Né le 27 juin 1920 à Mulhouse d’un père paysan originaire de Willer, le jeune Charles-Amarin fréquente l’école des frères de Matzenheim à Mulhouse, avant d’entrer à l’alumnat des pères assomptionnistes à Scherwiller puis à Miribel en Isère. En octobre 1938 il entre au grand séminaire de Strasbourg. Diacre en décembre 1942, il est ordonné prêtre le 11 juillet 1943 à Clermont-Ferrand. Licencié ès lettres, l’abbé Brand est également docteur en théologie et diplômé d’études supérieures de philosophie. Dès septembre 1943, il se met comme secrétaire particulier au service de Mgr Gaudel, ancien professeur à la faculté de théologie catholique de Strabourg devenu évêque de Fréjus et Toulon. En 1944, alors que la guerre se prolongeait en France, l’abbé Brand est nommé aumônier d’une école des enfants de troupe et doit rejoindre la petite ville thermale de La Roche-Posay : « les journées, j’étais avec les enfants, la nuit assez souvent ici ou là dans les fermes avec des groupes de maquisards ». En août 1944, il négocie avec succès pour empêcher des représailles de la part des autorités allemandes. L’abbé Brand finit la guerre comme aumônier militaire, quittant Paris en 1945 avec comme destination le camp de Bergen-Belsen et la mission vaticane, au service des personnes déportées. A son retour en Provence, l’abbé Brand poursuit son action pastorale auprès de Mgr Gaudel. En 1955, il est incardiné au
diocèse de Fréjus et Toulon et fait chanoine titulaire de la cathédrale de Fréjus en octobre de la même année, avec la fonction de grand chantre. Il est chargé de l’enseignement religieux et des aumôneries, avant d’être nommé vicaire général de 1955 à 1960 avec le titre d'archidiacre de Fréjus, puis vicaire épiscopal et à nouveau vicaire général à partir de 1963. Pendant plus de dix ans, il aura notamment en charge l’aumônerie des camps militaires. Le 28 décembre 1971, Charles-Amarin Brand est nommé auxiliaire de Mgr Barthe, évêque de Fréjus-Toulon. Il est sacré évêque en la basilique Saint-Pierre de Rome par le pape Paul VI, en même temps que dix-huit autres évêques, avec le titre d'évêque in partibus d'Uthina. A Toulon, Mgr Brand met en place trois grandes zones pastorales, confiée chacune à la responsabilité d’un vicaire épiscopal et contribue au développement de la pastorale des réalités du tourisme et des loisirs. Il portera également ce souci au plan national. Le 26 août 1976, Mgr Brand est nommé auxiliaire de Mgr Elchinger, évêque de Strasbourg. En 1981, il devient archevêque de Monaco : il y célèbre en 1982 les obsèques de la princesse Grâce. Le 16 juillet 1984, c’est à Strasbourg que le pape l’appelle à nouveau, comme archevêque-évêque. Il y reçoit le pape Jean-Paul II du 8 au 11 octobre 1988. Ayant atteint l’âge de 75 ans en 1995, Mgr Brand restera néanmoins en activité jusqu’à l’arrivée de son successeur en novembre 1997. Désormais, Mgr Charles-Amarin Brand partagea sa vie entre Colmar et Toulouse, où il est décédé le jour de Pâques 2013.

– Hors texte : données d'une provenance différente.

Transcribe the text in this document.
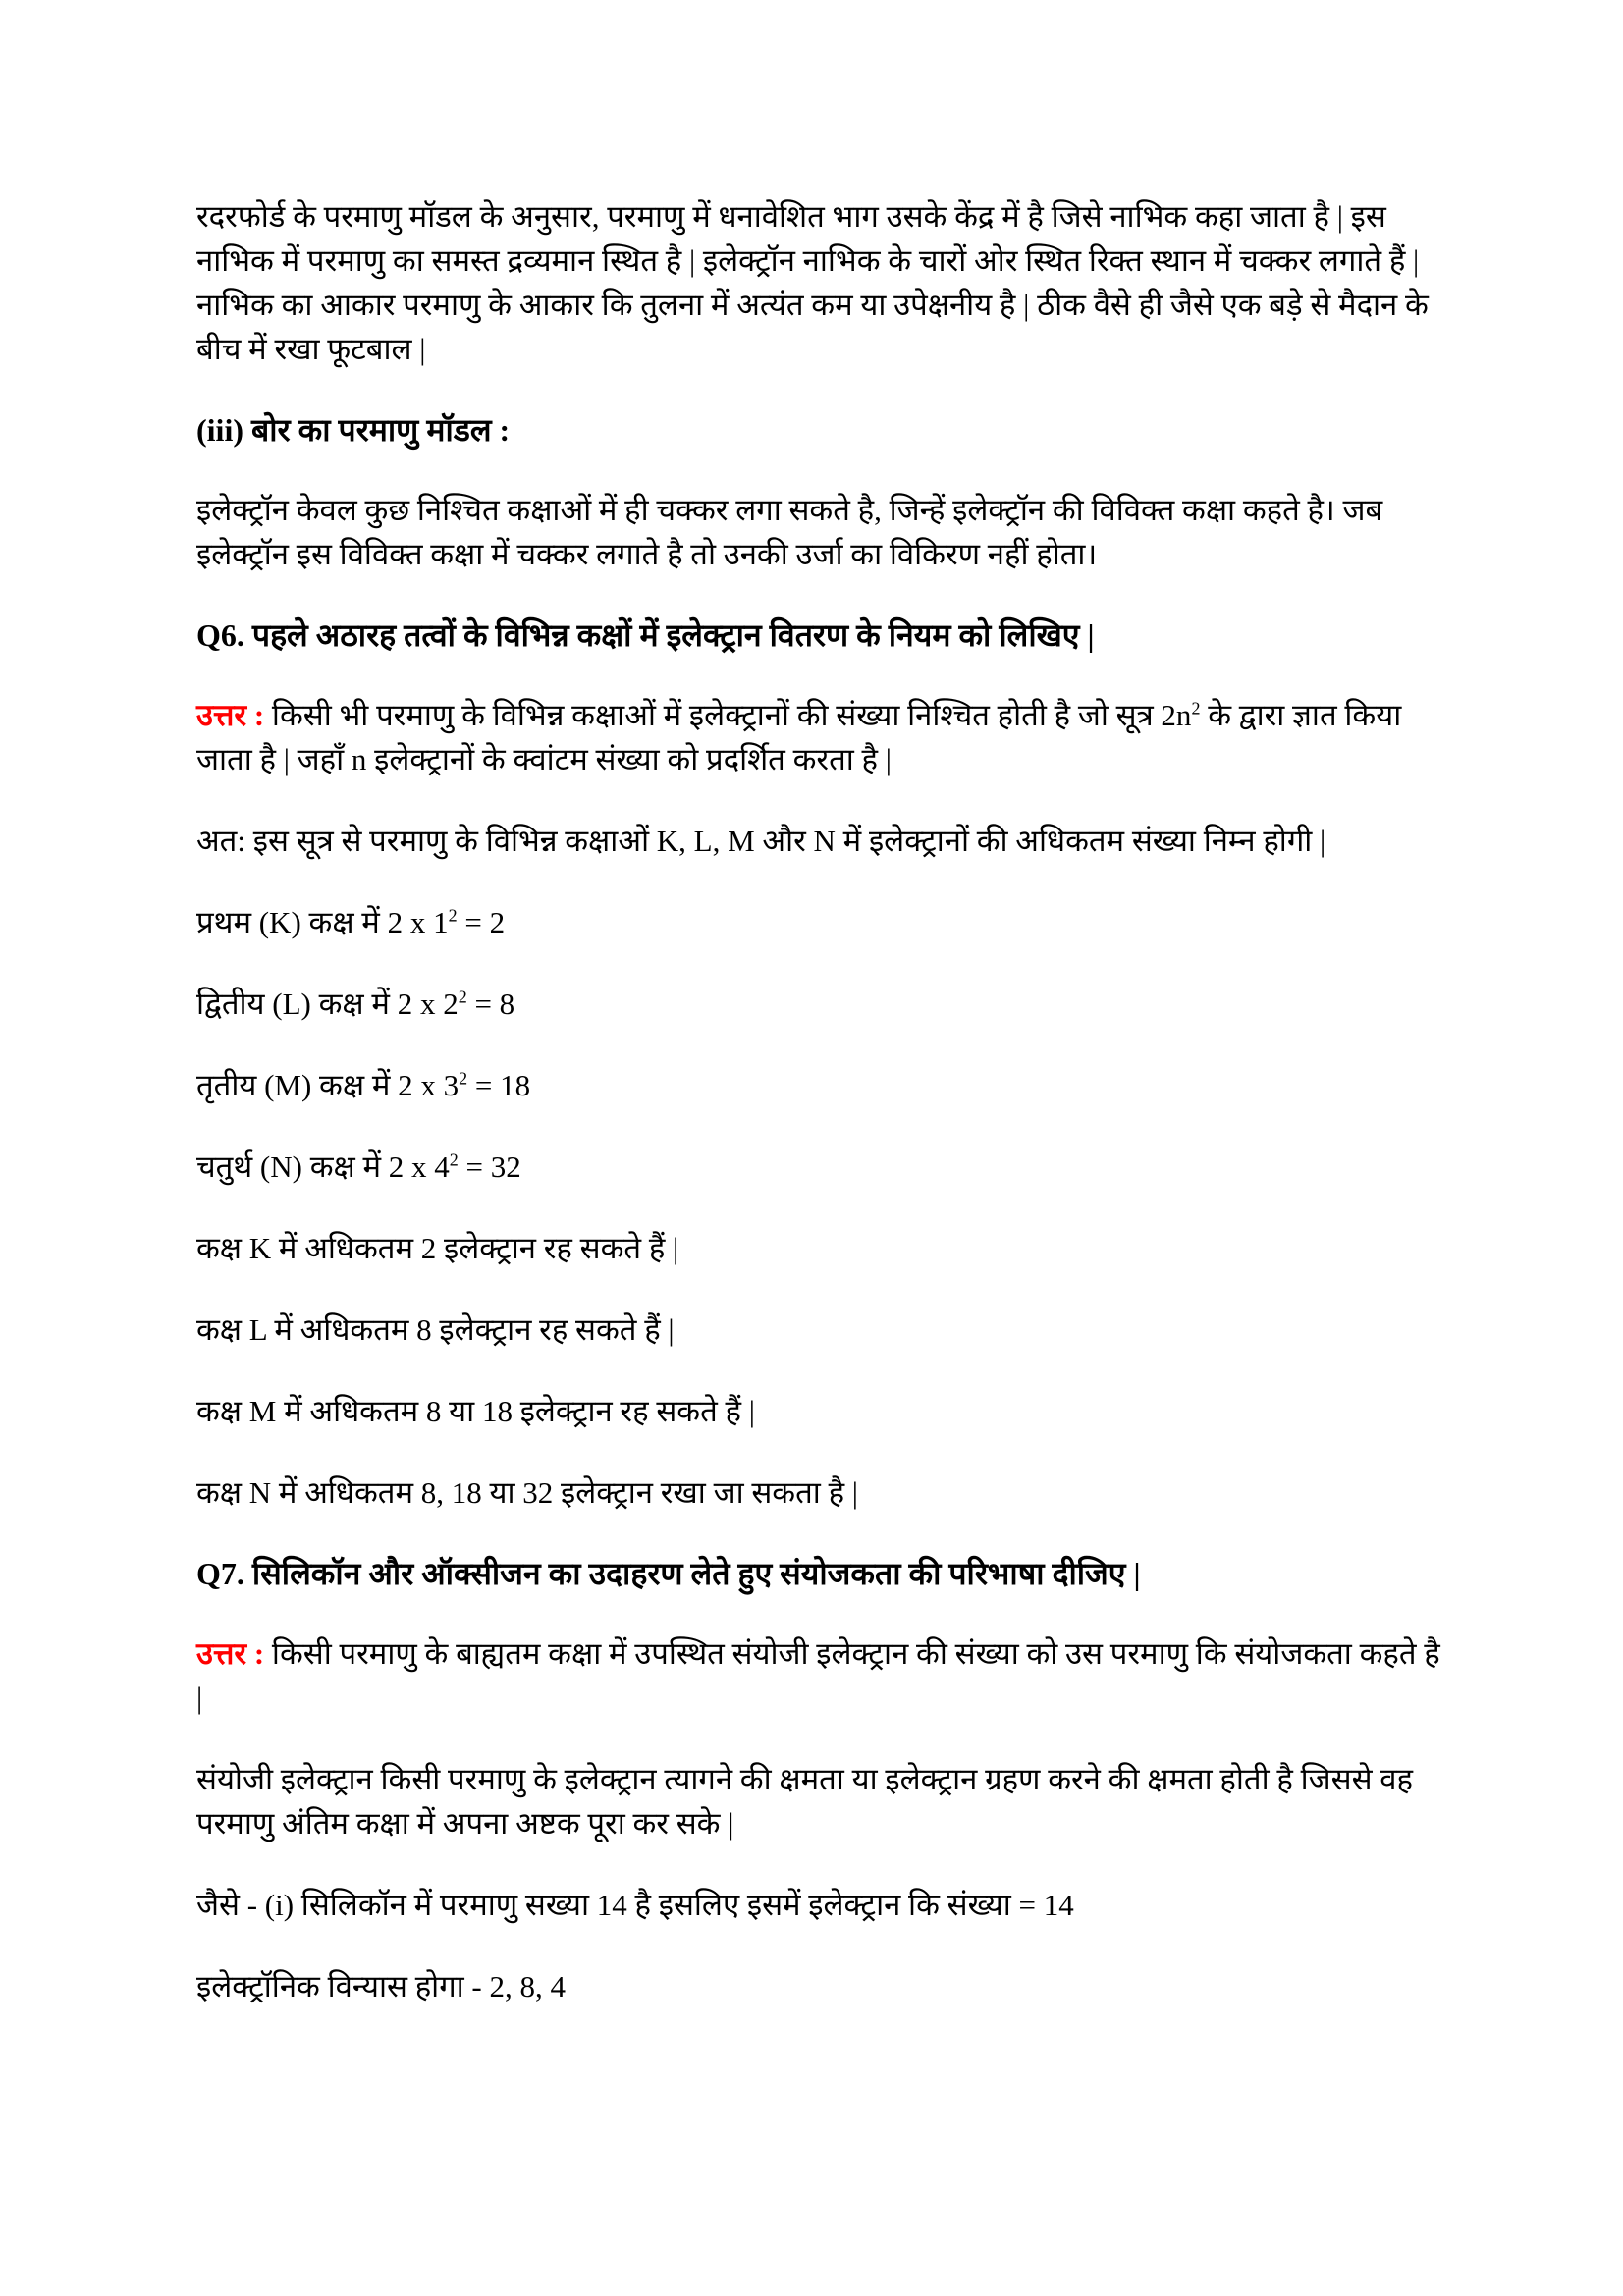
रदरफोर्ड के परमाणु मॉडल के अनुसार, परमाणु में धनावेशित भाग उसके केंद्र में है जिसे नाभिक कहा जाता है | इस नाभिक में परमाणु का समस्त द्रव्यमान स्थित है | इलेक्ट्रॉन नाभिक के चारों ओर स्थित रिक्त स्थान में चक्कर लगाते हैं | नाभिक का आकार परमाणु के आकार कि तुलना में अत्यंत कम या उपेक्षनीय है | ठीक वैसे ही जैसे एक बड़े से मैदान के बीच में रखा फूटबाल |

(iii) बोर का परमाणु मॉडल :

इलेक्ट्रॉन केवल कुछ निश्चित कक्षाओं में ही चक्कर लगा सकते है, जिन्हें इलेक्ट्रॉन की विविक्त कक्षा कहते है। जब इलेक्ट्रॉन इस विविक्त कक्षा में चक्कर लगाते है तो उनकी उर्जा का विकिरण नहीं होता।

Q6. पहले अठारह तत्वों के विभिन्न कक्षों में इलेक्ट्रान वितरण के नियम को लिखिए |

उत्तर : किसी भी परमाणु के विभिन्न कक्षाओं में इलेक्ट्रानों की संख्या निश्चित होती है जो सूत्र $2n^2$ के द्वारा ज्ञात किया जाता है | जहाँ n इलेक्ट्रानों के क्वांटम संख्या को प्रदर्शित करता है |

अत: इस सूत्र से परमाणु के विभिन्न कक्षाओं K, L, M और N में इलेक्ट्रानों की अधिकतम संख्या निम्न होगी |

प्रथम (K) कक्ष में 2 x $1^2 = 2$

द्वितीय (L) कक्ष में 2 x $2^2 = 8$

तृतीय (M) कक्ष में 2 x $3^2 = 18$

चतुर्थ (N) कक्ष में 2 x $4^2 = 32$

कक्ष K में अधिकतम 2 इलेक्ट्रान रह सकते हैं |

कक्ष L में अधिकतम 8 इलेक्ट्रान रह सकते हैं |

कक्ष M में अधिकतम 8 या 18 इलेक्ट्रान रह सकते हैं |

कक्ष N में अधिकतम 8, 18 या 32 इलेक्ट्रान रखा जा सकता है |

Q7. सिलिकॉन और ऑक्सीजन का उदाहरण लेते हुए संयोजकता की परिभाषा दीजिए |

उत्तर : किसी परमाणु के बाह्यतम कक्षा में उपस्थित संयोजी इलेक्ट्रान की संख्या को उस परमाणु कि संयोजकता कहते है |

संयोजी इलेक्ट्रान किसी परमाणु के इलेक्ट्रान त्यागने की क्षमता या इलेक्ट्रान ग्रहण करने की क्षमता होती है जिससे वह परमाणु अंतिम कक्षा में अपना अष्टक पूरा कर सके |

जैसे - (i) सिलिकॉन में परमाणु सख्या 14 है इसलिए इसमें इलेक्ट्रान कि संख्या = 14

इलेक्ट्रॉनिक विन्यास होगा - 2, 8, 4
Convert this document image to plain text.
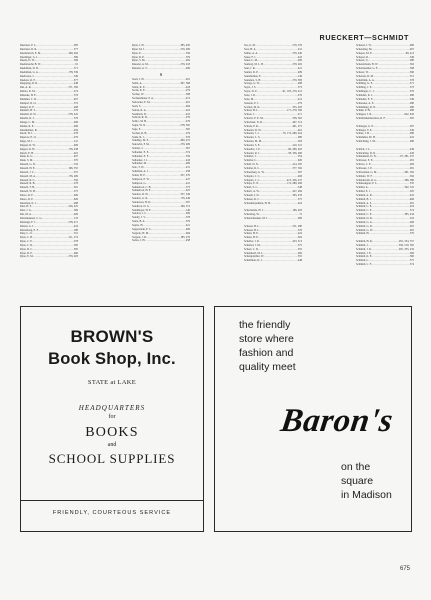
RUECKERT—SCHMIDT
Rueckert, P. L. .....	385
Rueckert, R. R. .....	377
Ruedebusch, E. M. .....	199, 404
Ruedinger, G. J. .....	369
Ruedy, D. W. .....	506
Ruehlesache B. W. .....	91
Ruehlman, D. D. .....	571
Ruehlman, G. A. .....	178, 339
Ruelicena, J. .....	349
Ruelens, R. F. .....	377
Ruepping, R. R. .....	448
Ruf, A. R. .....	371, 582
Rufalo, R. M. .....	274
Rufenke, H. E. .....	376
Rummer, C. D. .....	407
Rumpel, D. O. .....	372
Rumpf, R. F. .....	408
Rundell, H. T. .....	376
Rundell, R. W. .....	278, 422
Rundle, R. J. .....	379
Runge, C. M. .....	409
Runke, R. E. .....	409
Runzheimer, R. .....	459
Ruoff, H. J. .....	278
Rupnow, E. O. .....	276
Rupp, M. J. .....	411
Ruppel, R. W. .....	409
Rupprt, K. H. .....	176, 438
Rusch, E. H. .....	401
Rusk, K. G. .....	407
Rusk, S. M. .....	570
Russell, G. D. .....	532
Russell, H. E. .....	166, 355
Russell, J. C. .....	357
Russell, M. A. .....	176, 409
Russell, R. C. .....	356
Russell, R. B. .....	278
Russell, T. H. .....	361
Russell, W. H. .....	375
Russo, R. F. .....	409
Russo, R. P. .....	629
Russman, K. J. .....	468
Rust, B. P. .....	416, 425
Rust, J. A. .....	569
Rut, M. A. .....	409
Ruttenkausen, C. G. .....	133
Rutledge, F. J. .....	278, 471
Rutten, G. J. .....	416
Ruttenberg, E. F. .....	180
Ruty, L. O. .....	331
Ryan, C. B. .....	211, 274
Ryan, C. E. .....	378
Ryan, C. R. .....	595
Ryan, D. C. .....	595
Ryan, D. P. .....	460
Ryan, E. M. .....	279, 403
Ryan, J. H. .....	385, 450
Ryan, M. J. .....	279, 409
Ryan, P. .....	356
Ryan, R. P. .....	379
Ryan, S. M. .....	402
Rzeszut, A. M. .....	279, 418
Rzeszut, A. V. .....	409
S
Saari, J. H. .....	401
Sabin, A. .....	367, 368
Sabin, R. P. .....	418
Sachs, K. E. .....	279
Sachse, W. .....	598
Sachsenmaier, P. A. .....	472
Sadowski, E. M. .....	401
Saeli, S. .....	484
Safran, R. A. .....	422
Saemisch, D. .....	410
Safford, R. D. .....	279
Saffro, M. H. .....	279
Sagal, W. N. .....	278, 565
Sage, F. .....	565
Sachen, R. B. .....	279
Saide, R. J. .....	376
Saindley, M. P. .....	400, 472
Sakowitz, P. M. .....	279, 409
Salazar, J. .....	567
Sallander, E. E. .....	374
Sallander, E. F. .....	359
Sallander, J. J. .....	443
Sallander, M. .....	409
Salo, T. W. .....	431
Saltzman, A. J. .....	258
Salzer, B. F. .....	337, 279
Sampson, E. W. .....	427
Sampson, G. .....	441
Samuelson, C. B. .....	373
Samuelson, H. F. .....	425
Sanders, D. H. .....	337, 349
Sanders, G. R. .....	176, 449
Sanderson, H. D. .....	307
Sandison, D. G. .....	199, 374
Sandmeyer, H. F. .....	140
Sandow, J. L. .....	409
Sandry, J. V. .....	378
Santa, B. A. .....	376
Sapiro, H. .....	421
Sapperstein, F. C. .....	409
Sargado, H. M. .....	484
Sargent, J. R. .....	185, 279
Sarles, J. H. .....	458
Sas, G. M. .....	279, 376
Sass, H. A. .....	431
Sather, A. A. .....	370, 440
Sauer, F. J. .....	410
Sauer, L. M. .....	200
Sauberg, M. L. B. .....	279, 402
Saul, J. R. .....	421
Saulter, R. P. .....	409
Saunderman, F. .....	149
Saunders, S. H. .....	279, 383
Savage, G. W. .....	408
Sayrs, J. S. .....	373
Sayre, D. P. .....	91, 103, 279, 412
Saxe, J. R. .....	279
Saxe, M. .....	412
Saxenia, P. J. .....	279
Scallon, M. K. .....	355, 403
Schaaf, H. L. .....	171, 279, 500
Schaal, J. .....	471
Schacht, E. E. M. .....	358, 565
Schachner, N. D. .....	467, 513
Schade, P. R. .....	401, 475
Schaefer, D. W. .....	401
Schaefer, J. J. .....	76, 174, 280, 424
Schaefer, L. S. .....	280
Schaefer, M. M. .....	563
Schaefer, S. E. .....	410, 521
Schaeffer, J. E. .....	66, 280, 403
Schaefer, R. J. .....	58, 356, 490
Schaffer, J. .....	354
Schaffer, L. .....	620
Schaff, D. N. .....	414, 505
Schaller, R. L. .....	377, 392
Schaenberg, G. W. .....	397
Schapiro, J. C. .....	406
Schapiro, J. C. .....	413, 436, 437
Schaps, E. N. .....	174, 280, 406
Scharf, S. C. .....	348
Scharlt, A. W. .....	427, 484
Schaudt, I. D. .....	365, 433
Schauer, R. C. .....	375
Schaumlopulmen, H. H. .....	422
Scheckenda, H. J. .....	166, 403
Schearing, W. .....	72
Scheteralieuker, M. J. .....	280
Scheuer, B. L. .....	531, 280
Scheuer, B. L. .....	376
Schein, H. E. .....	422
Schein, H. E. .....	362
Scheffer, J. R. .....	423, 513
Scheibel, J. M. .....	375
Scheel, C. D. .....	355
Scheinkoff, M. L. .....	482
Schelupfeiffer, W. .....	355
Scheffman, D. J. .....	448
Schenel, J. W. .....	280
Schenning, M. .....	467
Scheper, M. E. .....	69, 413
Scheper, R. .....	349
Scherer, U. .....	280
Scherermann, B. W. .....	562
Scherineulder, G. F. .....	568
Scherer, W. .....	390
Schersen, D. M. .....	351
Scheffinlk, A. A. .....	376
Schilling, G. E. .....	371
Schilling, J. P. .....	373
Schillinger, C. J. .....	376
Schindler, K. J. .....	280
Schindler, E. F. .....	349
Schnesner, A. E. .....	280
Schimming, R. N. .....	280
Schink, P. H. .....	280
Schipper, J. R. .....	642, 643
Schirmleheimurslare, R. F. .....	565
Schlaeger, G. E. .....	367
Schlager, V. E. .....	349
Schlee, J. B. .....	280
Schlehmer, M. H. .....	410
Schlichting, J. M. .....	280
Schlick, J. L. .....	436
Schlickting, D. R. .....	436
Schliemann, D. N. .....	67, 281, 437
Schlosser, E. E. .....	281
Schloss, C. F. .....	482
Schlosser, J. P. .....	281
Schlossman, G. M. .....	281, 392
Schmalz, W. F. .....	392
Schmalzrath, R. G. .....	366, 380
Schmeekpper, P. L. .....	335
Schmid, A. .....	562, 510
Schmid, E. J. .....	505
Schmidt, A. R. .....	410
Schmidt, B. J. .....	466
Schmidt, A. S. .....	281
Schmidt, C. E. .....	416
Schmidt, C. F. .....	374
Schmidt, C. P. .....	385, 434
Schmidt, D. R. .....	516
Schmidt, G. A. .....	496
Schmidt, G. R. .....	281
Schmidt, G. W. .....	281
Schmidt, H. .....	570
Schmidt, H. R. .....	281, 354, 557
Schmidt, J. .....	356, 510, 565
Schmidt, J. R. .....	281, 355, 432
Schmidt, J. E. .....	560
Schmidt, K. E. .....	560
Schmidt, L. .....	575
Schmidt, L. F. .....	574
BROWN'S
Book Shop, Inc.
STATE at LAKE
HEADQUARTERS
for
BOOKS
and
SCHOOL SUPPLIES
FRIENDLY, COURTEOUS SERVICE
the friendly
store where
fashion and
quality meet
Baron's
on the
square
in Madison
675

Jules-François-Marie Méritan naît à Bordeaux le 21 décembre 1868. Il est le fils de Daniel Méritan et de Claire Noël. Sa famille paternelle est originaire du village de Saignon dans le Vaucluse. Il a un oncle, Elzéar Méritan (1828-1899) qui, après avoir fait ses études au petit séminaire d’Avignon et commencé sons cursus théologique au grand séminaire de la ville, l’acheva à Saint-Sulpice ; il entra ensuite dans la Société des prêtres du même nom, et fut tour à tour professeur au grand séminaire d’Autun, professeur puis supérieur du grand séminaire de Lyon, procureur de la Société à Rome puis curé de Saint-Sulpice à Paris et chanoine honoraire de Notre-Dame. Jules a aussi un frère, Marius qui, prêtre lui aussi, mourra jeune en septembre 1899, laissant des regrets d’autant plus vifs que ses qualités laissaient espérer beaucoup de lui : son décès hâtera celui de son oncle chanoine qui lui portait une affection paternelle.